尿失禁は、40歳以上で4割の方が経験しているといわれており、トラブルを抱えて悩んでいる女性も少なくありません。それだけでなく、近年の調査では10代から尿もれを起こしているが、誰にも言えずに悩んでいる女性が多いのではないかということが示唆されています。尿失禁は自分の意思とは関係なく尿が漏れてしまう症状で、専門的には「切迫性尿失禁」「腹圧性尿失禁」「溢流性尿失禁」「機能性尿失禁」に分類されています。切迫性尿失禁は、急に襲われる切迫感のある尿意があり、我慢できずに漏れてしまうという症状です。
排尿コントロールがうまくいかず、トイレに駆け込む事態が生じ、外出や乗り物の移動中に困ることがあります。腹圧性尿失禁は女性の尿失禁の中で最も多く、咳やくしゃみ、笑ったときや重い荷物を持ったときなど、お腹に圧がかかったときに尿が漏れてしまう症状です。骨盤底の筋肉の緩みが原因で、妊娠や出産、加齢などを契機に発症します。

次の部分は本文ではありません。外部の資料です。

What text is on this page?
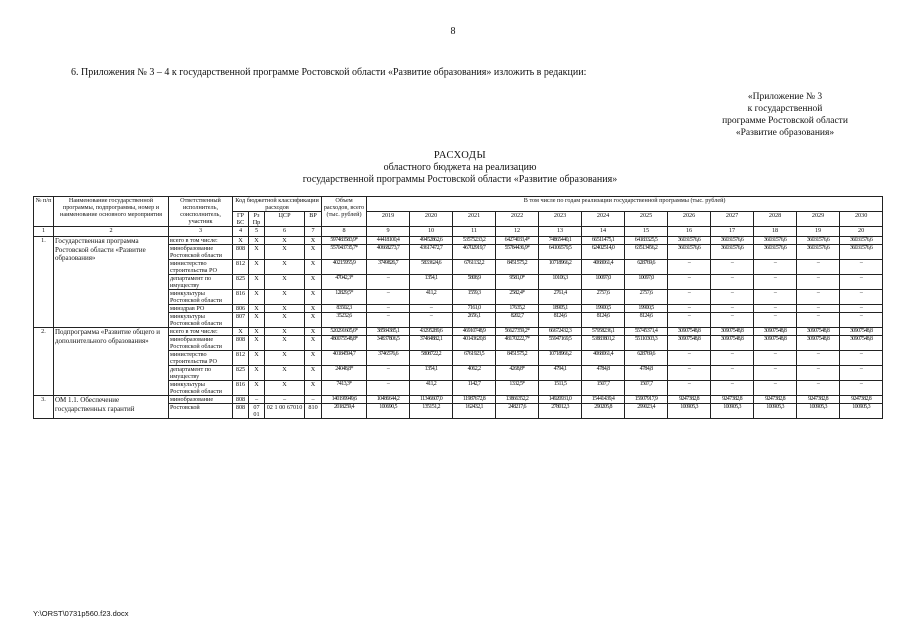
8
6. Приложения № 3 – 4 к государственной программе Ростовской области «Развитие образования» изложить в редакции:
«Приложение № 3
к государственной
программе Ростовской области
«Развитие образования»
РАСХОДЫ
областного бюджета на реализацию
государственной программы Ростовской области «Развитие образования»
№ п/п	Наименование государственной программы, подпрограммы, номер и наименование основного мероприятия	Ответственный исполнитель, соисполнитель, участник	Код бюджетной классификации расходов				Объем расходов, всего (тыс. рублей)	В том числе по годам реализации государственной программы (тыс. рублей)											
			ГР БС	Рз Пр	ЦСР	ВР		2019	2020	2021	2022	2023	2024	2025	2026	2027	2028	2029	2030
1	2	3	4	5	6	7	8	9	10	11	12	13	14	15	16	17	18	19	20
1.	Государственная программа Ростовской области «Развитие образования»	всего в том числе:	X	X	X	X	597483583,9*	44418100,4	49452862,6	53575233,2	64274033,4*	74865440,1	66511475,1	64183325,5	36031576,6	36031576,6	36031576,6	36031576,6	36031576,6
		минобразование Ростовской области	808	X	X	X	557043735,7*	40668273,7	43617472,7	46702919,7	55784436,9*	64106579,5	62402514,0	63513456,2	36031576,6	36031576,6	36031576,6	36031576,6	36031576,6
		министерство строительства РО	812	X	X	X	40215955,9	3749826,7	5833624,6	6761132,2	8451575,2	10718966,2	4068061,4	628769,6	–	–	–	–	–
		департамент по имуществу	825	X	X	X	47042,3*	–	1354,1	5808,9	9581,0*	10106,3	10097,0	10097,0	–	–	–	–	–
		минкультуры Ростовской области	816	X	X	X	12829,5*	–	411,2	1559,3	2582,4*	2761,4	2757,6	2757,6	–	–	–	–	–
		минздрав РО	806	X	X	X	83502,3	–	–	7161,0	17635,2	18905,1	19900,5	19900,5	–	–	–	–	–
		минкультуры Ростовской области	807	X	X	X	35232,6	–	–	2656,1	8202,7	8124,6	8124,6	8124,6	–	–	–	–	–
2.	Подпрограмма «Развитие общего и дополнительного образования»	всего в том числе:	X	X	X	X	520291605,6*	38584385,1	43295289,6	46910748,9	56627359,2*	66672432,3	57958236,1	55745371,4	30907548,8	30907548,8	30907548,8	30907548,8	30907548,8
		минобразование Ростовской области	808	X	X	X	480075548,8*	34837806,5	37484882,1	40143620,8	48170222,7*	55947169,5	53883801,2	55110303,3	30907548,8	30907548,8	30907548,8	30907548,8	30907548,8
		министерство строительства РО	812	X	X	X	40184594,7	3746576,6	5808722,2	6761923,5	8451575,2	10718966,2	4068061,4	628769,6	–	–	–	–	–
		департамент по имуществу	825	X	X	X	24048,8*	–	1354,1	4062,2	4268,8*	4794,1	4784,8	4784,8	–	–	–	–	–
		минкультуры Ростовской области	816	X	X	X	7413,3*	–	411,2	1142,7	1332,5*	1511,5	1507,7	1507,7	–	–	–	–	–
3.	ОМ 1.1. Обеспечение государственных гарантий	минобразование	808	–	–	–	140199949,6	10486644,2	11346607,0	11987672,8	13866352,2	14920931,0	15441439,4	15907917,9	9247382,8	9247382,8	9247382,8	9247382,8	9247382,8
		Ростовской	808	07 01	02 1 00 67010	810	2018259,4	100690,5	135151,2	162432,1	248217,6	278012,3	290205,8	299023,4	100905,3	100905,3	100905,3	100905,3	100905,3
Y:\ORST\0731p560.f23.docx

このほか、膀胱機能の低下により、尿を排出したいのに出せず、膀胱の尿が溜まったときに少しずつ漏れてしまう溢流性尿失禁や、認知症や運動機能の低下が原因で、トイレまで時間がかかってしまったり、トイレにたどり着けなくて漏らしてしまう機能性尿失禁があります。尿失禁は、状態や症状に応じて治療や対策方法があります。恥ずかしいからといって受診をためらったりせず、早めにご相談ください。治療が早ければ治療効果も高まる傾向にあります。